O Ministério Público do Trabalho (MPT) firmou acordo de R$ 40 milhões com a montadora Build Your Dreams (BYD) e as empreiteiras chinesas China JinJiang Construction Brazil Ltda. e Tecmonta Equipamentos Inteligentes Brasil Co. Ltda. O acordo se deu no âmbito de uma ação civil pública que investigava as empresas por trabalho análogo a escravidão na fábrica da BYD no município de Camaçari, na Bahia, onde mais de 200 trabalhadores foram resgatados em 2024. Veja aqui o acordo na íntegra.
O acordo estabelece o pagamento de R$ 20 milhões a título de danos morais individuais que será dividido em partes iguais entre as duas empreiteiras, equivalente a R$ 69 mil para cada trabalhador prejudicado. A minuta também prevê o pagamento de R$ 20 milhões por dano moral coletivo, a ser depositado em conta judicial no mesmo prazo, com destinação indicada pelo Ministério Público do Trabalho.
Segundo acordado, as empreiteiras chinesas serão as responsáveis pelo pagamento do valor estipulado. Já a BYD atua como avalista, assumindo a obrigação caso a JinJiang e a Tecmonta não cumpram o acordo. Neste caso, as empreiteiras poderão pagar uma multa de R$ 20 mil por trabalhador prejudicado.
O processo apurou a situação de 224 trabalhadores chineses que atuaram na construção da fábrica da BYD no município de Camaçari, na Bahia, em condições análogas à escravidão.
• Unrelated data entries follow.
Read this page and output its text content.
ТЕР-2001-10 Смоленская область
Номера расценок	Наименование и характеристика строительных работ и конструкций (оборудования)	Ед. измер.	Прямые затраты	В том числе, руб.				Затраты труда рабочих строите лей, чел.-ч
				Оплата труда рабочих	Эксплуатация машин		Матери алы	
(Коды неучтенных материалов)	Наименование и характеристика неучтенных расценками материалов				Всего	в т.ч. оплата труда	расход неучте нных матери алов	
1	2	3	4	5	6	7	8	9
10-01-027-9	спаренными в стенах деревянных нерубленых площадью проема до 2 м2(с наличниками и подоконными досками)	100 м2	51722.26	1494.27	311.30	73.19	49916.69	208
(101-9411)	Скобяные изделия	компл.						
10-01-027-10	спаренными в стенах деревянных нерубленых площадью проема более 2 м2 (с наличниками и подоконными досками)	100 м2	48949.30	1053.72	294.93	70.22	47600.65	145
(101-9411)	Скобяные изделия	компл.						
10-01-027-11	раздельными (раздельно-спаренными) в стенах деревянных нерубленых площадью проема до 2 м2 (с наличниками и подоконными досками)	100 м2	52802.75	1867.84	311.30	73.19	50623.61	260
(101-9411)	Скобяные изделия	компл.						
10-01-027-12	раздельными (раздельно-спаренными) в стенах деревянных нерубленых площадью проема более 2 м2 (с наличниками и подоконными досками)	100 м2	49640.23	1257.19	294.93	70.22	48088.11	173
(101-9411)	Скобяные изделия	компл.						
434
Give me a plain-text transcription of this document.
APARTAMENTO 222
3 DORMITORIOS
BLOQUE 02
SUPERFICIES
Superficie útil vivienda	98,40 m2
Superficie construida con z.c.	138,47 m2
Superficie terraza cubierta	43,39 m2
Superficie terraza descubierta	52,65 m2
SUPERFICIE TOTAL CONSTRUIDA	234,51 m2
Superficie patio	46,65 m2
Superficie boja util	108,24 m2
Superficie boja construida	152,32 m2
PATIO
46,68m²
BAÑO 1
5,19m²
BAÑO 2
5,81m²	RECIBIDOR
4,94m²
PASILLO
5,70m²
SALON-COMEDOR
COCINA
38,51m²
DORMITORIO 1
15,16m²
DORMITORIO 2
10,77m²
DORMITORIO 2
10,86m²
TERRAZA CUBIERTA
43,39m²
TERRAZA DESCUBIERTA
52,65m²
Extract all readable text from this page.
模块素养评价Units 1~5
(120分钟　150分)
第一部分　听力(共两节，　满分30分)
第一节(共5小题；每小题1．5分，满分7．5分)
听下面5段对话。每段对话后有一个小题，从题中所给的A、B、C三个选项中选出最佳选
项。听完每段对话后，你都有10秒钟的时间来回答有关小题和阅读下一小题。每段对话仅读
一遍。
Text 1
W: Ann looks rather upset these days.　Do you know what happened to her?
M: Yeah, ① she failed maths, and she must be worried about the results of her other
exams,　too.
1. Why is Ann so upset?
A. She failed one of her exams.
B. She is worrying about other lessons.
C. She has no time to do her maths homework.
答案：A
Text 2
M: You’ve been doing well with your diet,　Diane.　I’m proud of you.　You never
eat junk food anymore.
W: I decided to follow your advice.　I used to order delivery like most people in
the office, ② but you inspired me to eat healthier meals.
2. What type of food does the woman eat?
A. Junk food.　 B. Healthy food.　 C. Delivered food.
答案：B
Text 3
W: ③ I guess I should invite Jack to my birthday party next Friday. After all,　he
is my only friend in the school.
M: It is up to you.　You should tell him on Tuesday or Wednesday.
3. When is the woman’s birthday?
Eles foram resgatados em dezembro de 2024.
Após a fiscalização, o MPT-BA constatou que os passaportes dos trabalhadores foram retidos e que eles foram submetidos a condições ilegais de trabalho, como jornadas excessivas e ausência de descanso semanal.
Além disso, os trabalhadores eram obrigados a pagar caução e tinham até 70% dos salários retidos. Em caso de rescisão antecipada do contrato, arcavam com elevado ônus, que incluía a perda da caução e dos valores retidos, além da obrigação de custear a passagem de retorno e restituir o valor da passagem de ida.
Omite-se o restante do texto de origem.